Betonlandschaft versus grüne Wildnis: Aus dem Gegensatz zwischen Stadt und Natur lassen sich neuartige, inspirierende Bildsprachen entwickeln. Wir zeigen spannende Beispiele, die das visuelle Cross-over dieser heterogenen Welten für die Kommunikation nutzen.
Unsere Vorstellungen vom Städtischen und Ländlichen erweisen sich zunehmend als überholt. Während in Paris Erdbeeren in senkrechten Substratgefäßen auf dem Dach einer Messehalle wachsen und man in Sydney Champignons in einer Tiefgarage züchtet, werden unweit der chinesischen Stadt Ezhou Schweine in einem Hochhaus mit 26 Etagen gemästet. Man kann sich also getrost von den herkömmlichen Bildern und Assoziationen verabschieden, denn Stadt und Land sind im Fluss. Sie sind immer stärker verwoben und ineinander verschachtelt – mal verdrängt das Urbane die Natur, mal erobert sich die Natur städtischen Raum zurück.
Die visuelle Verschränkung von städtischen und natürlichen Elementen birgt ein hohes Potenzial für innovative Formensprachen, die auch für andere Branchen, von Mode bis Mobilfunkanbieter, attraktiv sind. Denn diese Bildwelten antworten auf die Sehnsucht der Städter nach Natur, ohne retrobehaftete Landlustklischees zu bemühen. Die visuelle Welt von Urban Nature erlaubt es, Naturverbundenheit und Zukunftsgewandtheit gleichermaßen zu kommunizieren und das Thema Nachhaltigkeit realitätsbezogener als mit den bisherigen Stereotypen darzustellen.
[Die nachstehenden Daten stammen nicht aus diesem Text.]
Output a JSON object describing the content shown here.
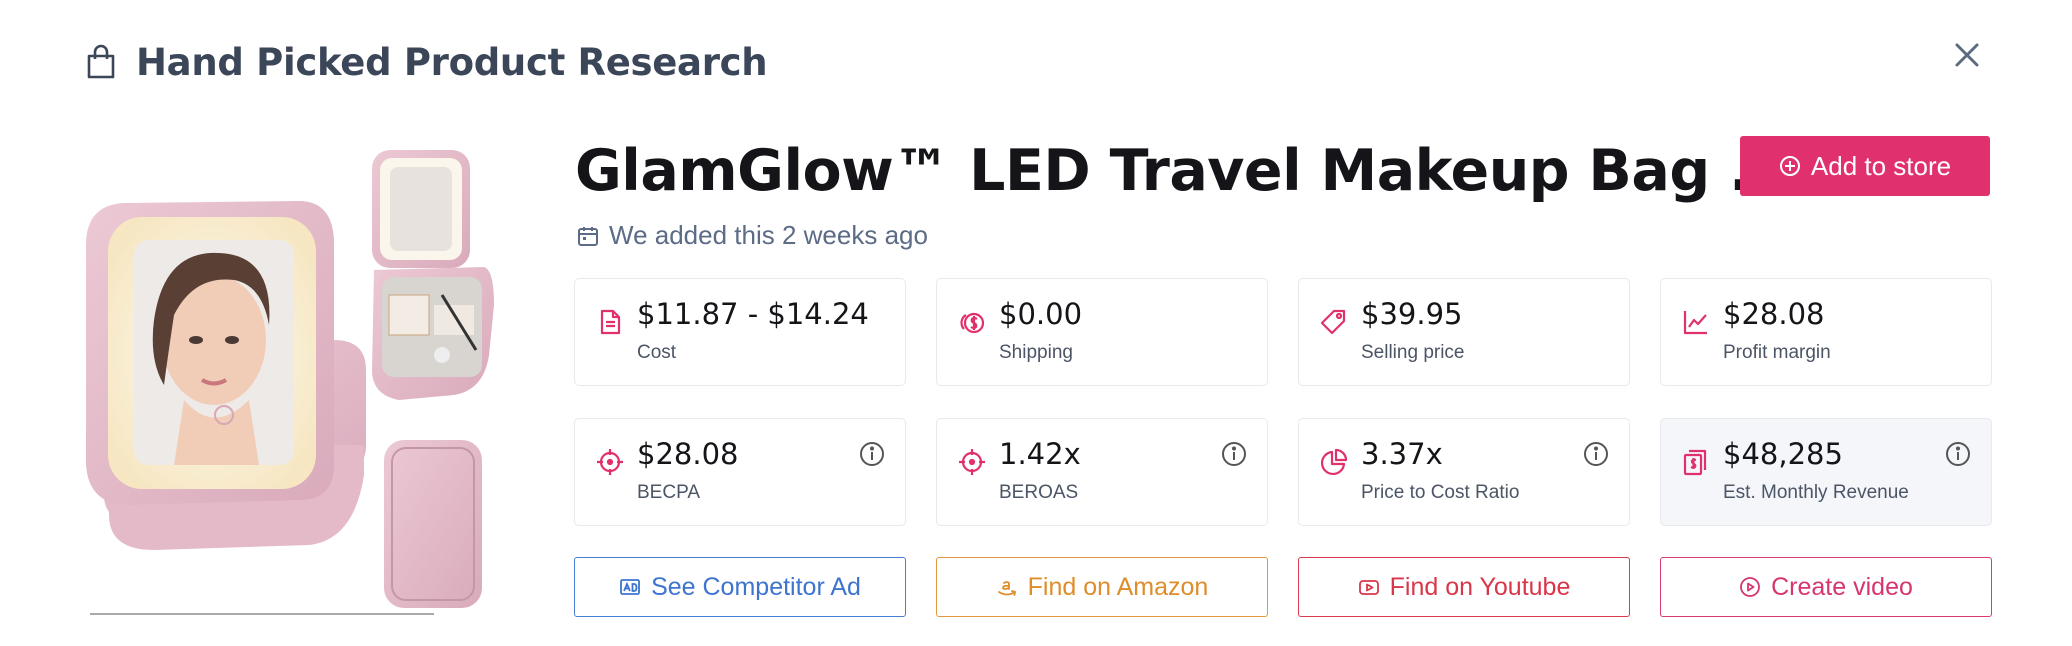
{
  "header": {
    "title": "Hand Picked Product Research",
    "icon": "shopping-bag-icon"
  },
  "product": {
    "title": "GlamGlow™ LED Travel Makeup Bag ...",
    "added_text": "We added this 2 weeks ago",
    "image": "pink-led-makeup-bag-photo"
  },
  "add_button": {
    "label": "Add to store",
    "color": "#e0316e"
  },
  "metrics": [
    {
      "value": "$11.87 - $14.24",
      "label": "Cost",
      "icon": "document-icon"
    },
    {
      "value": "$0.00",
      "label": "Shipping",
      "icon": "coins-icon"
    },
    {
      "value": "$39.95",
      "label": "Selling price",
      "icon": "price-tag-icon"
    },
    {
      "value": "$28.08",
      "label": "Profit margin",
      "icon": "line-chart-icon"
    },
    {
      "value": "$28.08",
      "label": "BECPA",
      "icon": "crosshair-icon"
    },
    {
      "value": "1.42x",
      "label": "BEROAS",
      "icon": "crosshair-icon"
    },
    {
      "value": "3.37x",
      "label": "Price to Cost Ratio",
      "icon": "pie-chart-icon"
    },
    {
      "value": "$48,285",
      "label": "Est. Monthly Revenue",
      "icon": "money-stack-icon"
    }
  ],
  "actions": [
    {
      "label": "See Competitor Ad",
      "icon": "ad-icon",
      "color": "#3d74d0"
    },
    {
      "label": "Find on Amazon",
      "icon": "amazon-icon",
      "color": "#df8d2a"
    },
    {
      "label": "Find on Youtube",
      "icon": "youtube-icon",
      "color": "#d9364a"
    },
    {
      "label": "Create video",
      "icon": "play-circle-icon",
      "color": "#d63570"
    }
  ],
  "colors": {
    "accent": "#e0316e",
    "text_muted": "#5c6b86",
    "card_border": "#e7e9ef"
  }
}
Allerdings birgt dieses Feld auch die Gefahr, in neue Klischees zu verfallen, wie etwa ein Vodafone-Spot zeigt: Skater:innen vor Betonkulisse entdecken dank Smartphone die urbane Natur mehr als hautnah, senden einander Fotos von einem Stiefmütterchen vor einem Parkhaus und einem Vogelnest auf einer Ampel, bevor sie sich an einem betonierten Kanalufer unter einer Betonbrücke versammeln, sich lächelnd Fotos auf dem Handy anschauen und einen Marienkäfer vom einen zum anderen Finger krabbeln lassen. Der Abspann: »Das neue iPhone 14 Pro im grünen 5G-Netz von Vodafone«. Man kann sich bildlich vorstellen, wie das perfekte Stiefmütterchen zuvor in die Betonritze gestopft, das Nest per Leiter auf die Ampel befördert und ein Marienkäfer als Statist organisiert wurde. Dabei bietet gerade das zufällig Gewachsene, die nicht geplante Verschränkung des Urbanen und des Natürlichen – was die Skater:innen ja vorgeben, per Handykamera zu erkunden – viel Potenzial für authentische Bildsprachen.